Falschparker blockieren die Bushaltestellen und versperren Fußgängern bei der Überquerung der Fahrbahn die Sicht. Moniert wird durch die BI außerdem, dass beide Bushaltestellen keine Überdachung haben. Kinder und Erwachsene sind Wind und Wetter ausgeliefert. Amtsdirektor Guido Müller stellte in Aussicht gemeinsam mit der Kommune die Planung für überdachte Bushaltestellen anschieben zu wollen. Kurzfristig sei dagegen eine verstärkte Kontrolle des ruhenden Verkehrs auf falsches Parken möglich, versprach der Verwaltungschef. Außerdem soll ein Wechsel der ausgeblichenen Haltestellenschilder veranlasst werden.

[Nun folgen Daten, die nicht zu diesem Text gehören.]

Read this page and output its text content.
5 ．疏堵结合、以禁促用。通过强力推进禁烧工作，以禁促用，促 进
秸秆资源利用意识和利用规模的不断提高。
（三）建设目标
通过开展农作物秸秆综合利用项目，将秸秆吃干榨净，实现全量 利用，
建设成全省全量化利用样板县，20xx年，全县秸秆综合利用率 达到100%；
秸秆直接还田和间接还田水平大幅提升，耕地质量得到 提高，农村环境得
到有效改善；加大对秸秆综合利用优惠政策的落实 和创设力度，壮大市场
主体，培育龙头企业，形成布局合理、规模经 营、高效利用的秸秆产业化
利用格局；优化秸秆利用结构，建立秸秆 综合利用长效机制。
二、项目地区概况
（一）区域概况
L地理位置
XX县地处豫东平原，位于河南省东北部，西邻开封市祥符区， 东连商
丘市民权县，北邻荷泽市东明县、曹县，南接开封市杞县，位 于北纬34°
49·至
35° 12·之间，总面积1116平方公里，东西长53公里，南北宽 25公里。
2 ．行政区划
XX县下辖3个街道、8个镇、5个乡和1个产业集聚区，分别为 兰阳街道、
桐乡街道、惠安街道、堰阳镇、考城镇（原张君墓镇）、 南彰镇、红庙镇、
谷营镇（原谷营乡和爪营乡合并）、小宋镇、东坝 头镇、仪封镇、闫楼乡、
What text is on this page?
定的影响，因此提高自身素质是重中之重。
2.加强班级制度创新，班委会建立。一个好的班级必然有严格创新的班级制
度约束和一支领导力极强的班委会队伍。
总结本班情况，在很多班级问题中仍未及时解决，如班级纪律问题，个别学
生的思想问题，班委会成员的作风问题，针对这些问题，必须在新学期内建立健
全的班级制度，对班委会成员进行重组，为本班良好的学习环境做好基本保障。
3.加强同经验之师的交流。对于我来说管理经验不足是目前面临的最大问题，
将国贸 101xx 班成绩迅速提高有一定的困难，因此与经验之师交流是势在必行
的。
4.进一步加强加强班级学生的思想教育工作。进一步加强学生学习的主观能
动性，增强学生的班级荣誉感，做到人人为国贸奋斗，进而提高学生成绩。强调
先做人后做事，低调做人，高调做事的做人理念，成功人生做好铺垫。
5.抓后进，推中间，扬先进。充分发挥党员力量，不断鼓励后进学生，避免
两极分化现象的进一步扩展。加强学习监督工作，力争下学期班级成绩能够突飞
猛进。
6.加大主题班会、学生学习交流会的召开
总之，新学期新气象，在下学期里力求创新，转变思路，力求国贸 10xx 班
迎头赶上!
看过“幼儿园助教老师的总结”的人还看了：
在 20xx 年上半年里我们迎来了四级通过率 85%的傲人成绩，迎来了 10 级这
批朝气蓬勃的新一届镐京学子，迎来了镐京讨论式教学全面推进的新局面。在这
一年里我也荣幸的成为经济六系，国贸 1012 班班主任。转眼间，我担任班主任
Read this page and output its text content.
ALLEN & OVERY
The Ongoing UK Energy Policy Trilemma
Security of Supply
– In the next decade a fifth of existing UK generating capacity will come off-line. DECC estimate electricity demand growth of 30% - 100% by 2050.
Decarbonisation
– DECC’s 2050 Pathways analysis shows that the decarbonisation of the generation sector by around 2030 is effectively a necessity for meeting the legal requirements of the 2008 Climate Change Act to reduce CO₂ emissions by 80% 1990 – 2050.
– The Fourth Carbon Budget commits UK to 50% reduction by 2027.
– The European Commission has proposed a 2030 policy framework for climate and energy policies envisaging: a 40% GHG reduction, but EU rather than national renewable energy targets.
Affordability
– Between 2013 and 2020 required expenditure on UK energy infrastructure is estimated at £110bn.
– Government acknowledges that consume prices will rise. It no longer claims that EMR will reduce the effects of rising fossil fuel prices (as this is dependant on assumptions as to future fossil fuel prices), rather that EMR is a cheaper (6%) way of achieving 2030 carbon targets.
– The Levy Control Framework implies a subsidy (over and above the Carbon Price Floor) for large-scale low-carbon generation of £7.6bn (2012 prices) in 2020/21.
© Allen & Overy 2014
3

Roskows Bürgermeister Thomas Schulz unterstützt die Forderungen der neuen Bürgerinitiative. Quelle: Frank Bürstenbinder

Unterstützen will das Amt Beetzsee von Tempo-Sündern geplagten Gemeinden bei der aktiven Geschwindigkeitskontrolle. Dafür hat die Verwaltung kürzlich eine elektronische Anzeige angeschafft. Das Gerät kann die Übertretungen nicht nur anzeigen, sondern auch speichern und den Verkehr zählen. „Wir werden die Anzeige zuerst in der Gemeinde Roskow aufstellen. Mit der Zählung können wir künftigen Anträgen an die Verkehrsbehörde des Landkreises hoffentlich mehr Gewicht verleihen“, sagte der Amtsdirektor bei der Gründungsversammlung der Bürgerinitiative.